Auburn Hills — For one night, Reggie Jackson was unstoppable.
It was Nov. 8, 2015, against the Portland Trail Blazers, when Jackson scored 26 of his career-high 40 points in the fourth quarter, helping the Pistons erase an 18-point third-quarter deficit and take an improbable road victory.
That was peak Pistons. That was peak Reggie Jackson. He ran pick-and-roll plays seamlessly with Andre Drummond — who had 29 points and 27 rebounds that game — and looked like a maestro directing the offense, almost scoring at will.
Three-pointers, floaters, runners. It all seemed so simple.
That wasn’t even two years ago, but it seems like a different time.
“It felt good, like I got in a really good groove making shots,” Jackson said that night. “When I was scoring, I felt like we were scoring. I saw the ball going in the basket, but I didn’t necessarily know it was me.”
That was the 2015-16 version of Jackson, the one who had All-Star production, the one who pulled all the pieces together like Voltron and was the engine behind Drummond’s All-Star selection that season.

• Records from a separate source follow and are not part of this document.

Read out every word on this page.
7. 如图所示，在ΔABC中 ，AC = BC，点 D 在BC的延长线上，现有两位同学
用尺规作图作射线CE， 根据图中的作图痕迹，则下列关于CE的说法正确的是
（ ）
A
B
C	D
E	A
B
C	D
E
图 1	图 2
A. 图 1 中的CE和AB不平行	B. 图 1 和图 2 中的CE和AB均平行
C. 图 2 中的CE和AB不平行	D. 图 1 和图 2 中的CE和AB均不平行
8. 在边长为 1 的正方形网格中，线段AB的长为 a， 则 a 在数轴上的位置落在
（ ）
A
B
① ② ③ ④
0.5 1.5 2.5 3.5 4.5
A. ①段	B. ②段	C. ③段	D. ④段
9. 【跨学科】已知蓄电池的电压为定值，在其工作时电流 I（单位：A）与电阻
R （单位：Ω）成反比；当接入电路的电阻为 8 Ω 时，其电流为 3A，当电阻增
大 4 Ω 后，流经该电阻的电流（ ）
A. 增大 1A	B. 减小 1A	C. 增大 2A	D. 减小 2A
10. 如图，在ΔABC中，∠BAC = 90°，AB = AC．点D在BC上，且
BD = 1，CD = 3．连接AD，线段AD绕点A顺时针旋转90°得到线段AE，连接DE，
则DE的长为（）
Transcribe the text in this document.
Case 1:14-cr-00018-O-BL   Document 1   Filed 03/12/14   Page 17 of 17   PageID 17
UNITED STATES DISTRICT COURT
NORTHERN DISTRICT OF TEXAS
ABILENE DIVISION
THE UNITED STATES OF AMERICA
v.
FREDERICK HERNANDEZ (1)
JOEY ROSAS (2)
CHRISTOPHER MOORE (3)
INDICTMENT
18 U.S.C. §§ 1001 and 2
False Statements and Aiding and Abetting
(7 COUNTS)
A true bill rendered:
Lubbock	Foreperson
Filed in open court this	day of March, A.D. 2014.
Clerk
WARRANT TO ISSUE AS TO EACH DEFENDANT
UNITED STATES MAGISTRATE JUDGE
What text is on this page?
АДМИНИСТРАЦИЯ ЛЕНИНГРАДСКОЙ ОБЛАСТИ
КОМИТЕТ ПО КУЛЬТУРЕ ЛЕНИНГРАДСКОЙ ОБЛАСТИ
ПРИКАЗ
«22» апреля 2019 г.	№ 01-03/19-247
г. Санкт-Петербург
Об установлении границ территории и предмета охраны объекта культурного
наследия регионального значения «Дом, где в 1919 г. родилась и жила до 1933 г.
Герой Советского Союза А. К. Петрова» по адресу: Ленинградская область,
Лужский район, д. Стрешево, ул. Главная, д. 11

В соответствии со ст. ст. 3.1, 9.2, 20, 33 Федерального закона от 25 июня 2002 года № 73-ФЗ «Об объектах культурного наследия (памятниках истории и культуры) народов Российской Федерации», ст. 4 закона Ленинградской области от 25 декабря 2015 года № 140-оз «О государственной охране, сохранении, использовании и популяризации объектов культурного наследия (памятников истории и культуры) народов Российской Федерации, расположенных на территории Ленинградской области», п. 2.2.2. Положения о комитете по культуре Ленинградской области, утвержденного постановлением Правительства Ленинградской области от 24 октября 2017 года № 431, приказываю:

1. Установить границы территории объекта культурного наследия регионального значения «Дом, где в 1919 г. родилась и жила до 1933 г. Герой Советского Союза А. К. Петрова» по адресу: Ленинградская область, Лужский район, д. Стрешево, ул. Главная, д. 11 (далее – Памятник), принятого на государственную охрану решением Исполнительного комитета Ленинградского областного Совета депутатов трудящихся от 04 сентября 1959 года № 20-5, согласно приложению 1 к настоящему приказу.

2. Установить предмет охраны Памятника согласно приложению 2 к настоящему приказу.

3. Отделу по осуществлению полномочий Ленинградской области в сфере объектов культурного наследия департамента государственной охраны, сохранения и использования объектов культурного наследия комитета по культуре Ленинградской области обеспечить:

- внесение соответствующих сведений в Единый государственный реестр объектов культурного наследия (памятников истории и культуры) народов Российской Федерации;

That’s the Reggie Jackson the Pistons gave the long-term contract — and that’s the one they’re hoping to get back this season.
Jackson spent the summer resting and strengthening his left knee after a thunderbolt of tendinitis — the second occurrence since 2011 — that slowed him all of last season. Jackson had a platelet-rich plasma injection to help ease some of the pain in his knee last October.
He missed the first 21 games of the regular season, but immediately rejoined the lineup in December and wasn’t quite what anyone remembered, far from that dynamo in Portland.
“It just takes time. You just can’t come out here and push yourself to it,” said assistant coach Tim Hardaway Sr., who works closely with Jackson. “He hasn’t played basketball since April. It’s been a long time. Your timing is going to be there at times and off at times.
“He’s comfortable and we’re comfortable with him going into the first game and just play basketball — you don’t have to be Superman.”
It’s a slow process, but Jackson’s just going through the conservative steps the training staff has laid out. He missed the first two preseason games because of groin soreness, which set back his debut.
After the summer’s 16-week protocol of non-basketball activity, Jackson is healthy and optimistic about having his first-step explosion back and aiming higher than that 2016 apex.
“The goal is to be better than even (2016); the goal is just to have that burst. Once I have that burst, I can sharpen up all the tools,” Jackson said just before training camp. “I’ve shot enough shots in my life and I can continue to rep them in practices and each day just to get reps and feel good about them.”
The initial results have been qualitatively encouraging, but quantitatively disappointing: Jackson has regained the separation on the pick-and-roll, but the shots aren’t falling. In three preseason games, he’s shooting 37 percent (13-of-35) from the field and is just 1-of-12 on 3-pointers.
The rust is to be expected after such a long summer hiatus, but with the regular season starting tonight against the Charlotte Hornets, the time is growing short.
“Everything is timing when it comes to basketball: when you’re out a couple games (it’s noticeable), but when you’ve been out as long as he has…” guard Ish Smith said. “He looks good, with his burst, finishing at the basket in practice. He can get up above the rim and finish.
“It’s time and touch and feel and he’s getting that back with work and playing time.”
How the team is approaching his return — with the summer protocol, his minutes restriction in the preseason and the patience to let him get a mental and physical homeostasis in his return — is different.
Coach Stan Van Gundy said he learned from how he handled things last year and has a different mentality about how to bring Jackson back into the fold as he ramps back up.
“The part I didn’t give enough attention to last year is that there’s more than just the injury healing when guys are coming back,” Van Gundy said at media day. “There’s a lot more to it. The injury has got to heal and then there’s getting in shape.”